On Tuesday, in direct defiance of President Trump’s controversial immigration policies, California moved one step closer to becoming a Sanctuary State.
Senate Bill 54, popularly identified as the Sanctuary State Bill, will prevent state and local law enforcement agencies from using their resources—including money, facility, property, equipment or personnel—to help with immigration enforcement.
Strongly opposed by the state’s law enforcement agencies, the legislation which passed the senate 27 t0 12, would also prohibit these agencies from asking about an individual’s immigration status; giving federal immigration authorities access to interview a person in custody; or, from assisting federal authorities with immigration enforcement. The bill will also limit immigration enforcement activities at schools, court houses and other public settings.
To help assure the bill’s passage, Senate President Pro-Tem, Kevin de Leon amended it to allow state and local law enforcement to notify Immigration and Customs Enforcement (ICE) agents before a convicted, serious or violent felon is released from custody.

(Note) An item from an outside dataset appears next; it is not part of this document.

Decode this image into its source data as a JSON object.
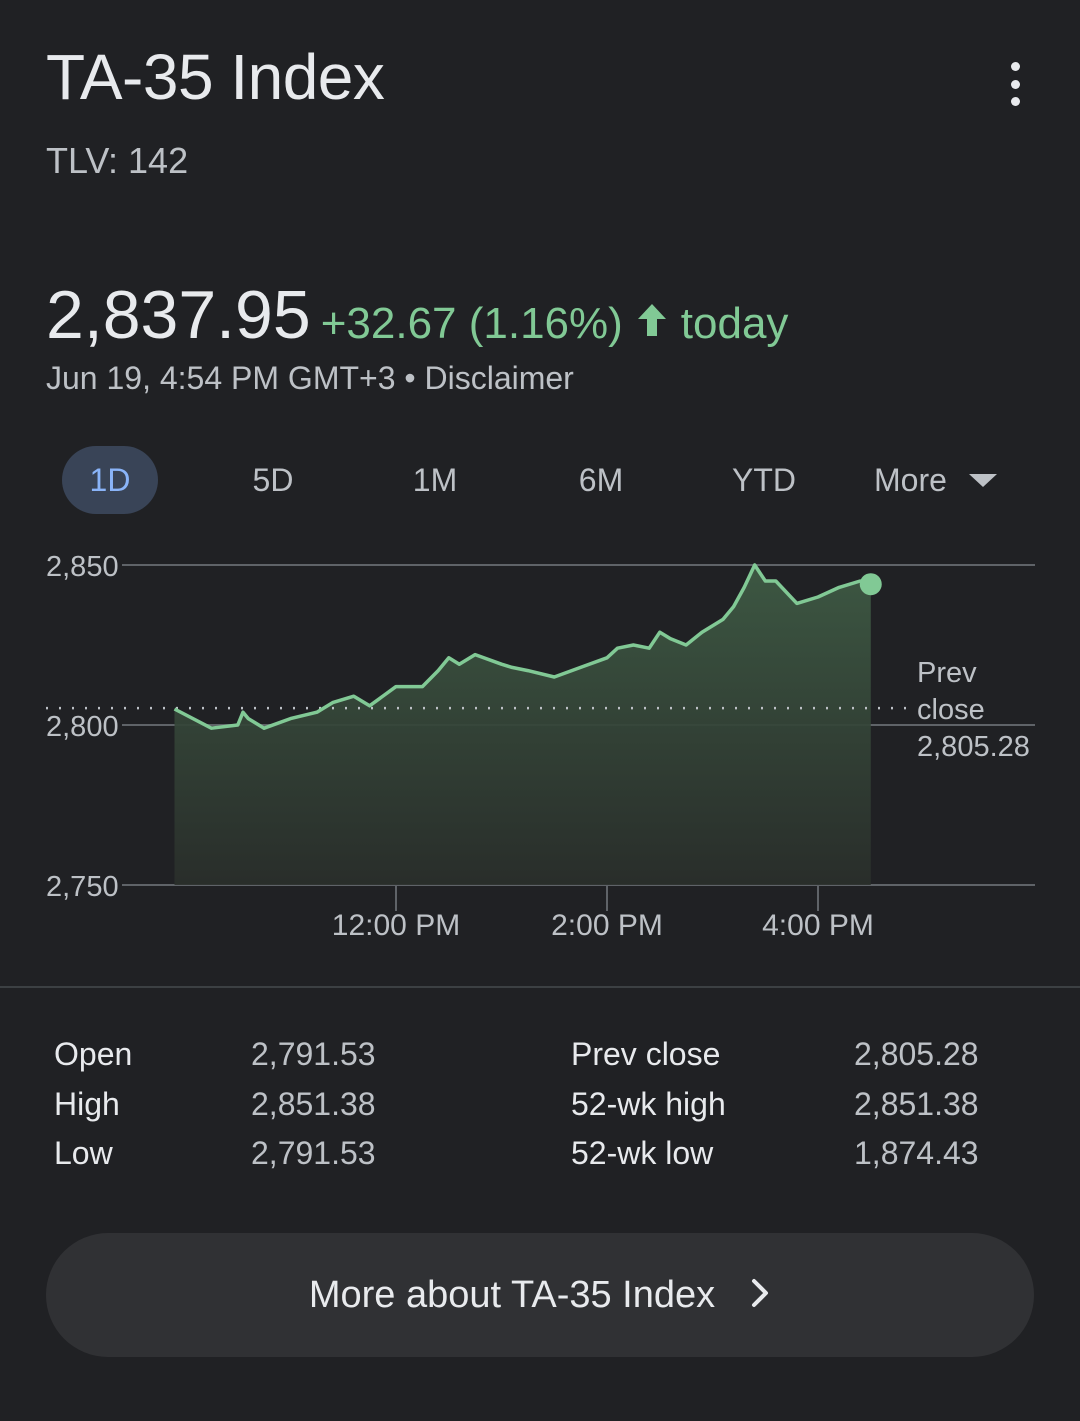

When commenting about the bill deLeon stressed, “We will cooperate with our friends at the federal level with serious and violent felons. But, we won’t cooperate or lift a finger or spend a single cent when we’re talking about separating children from their mothers [or] mothers from their children.” He concluded, “That’s not who we are as a great state.”
Senator Jeff Stone (R-Temecula), broadly disagreed with the bill and told members of legislative body, “By passing this today you’ll be kicking the president right in the groin and I can imagine he’s going to strike back.”
One of Trump’s first actions as the nation’s newly sworn-in President was to sign an executive order that threatened to withhold as much as $1.4 billion federal grants from jurisdictions that prevent local officials from communicating with federal authorities regarding an individual’s immigration status.
Late last month, U.S. Attorney General Jeff Sessions also weighed in on the immigration issue when he said, "Such policies cannot continue. They make our nation less safe by putting dangerous criminals back on our streets." Sessions further assured that the Justice Department would take steps to "claw back" grants already awarded to non-compliant cities [jurisdictions] as well.
When SB54 becomes law, California will have some of the strongest immigration protections in the nation.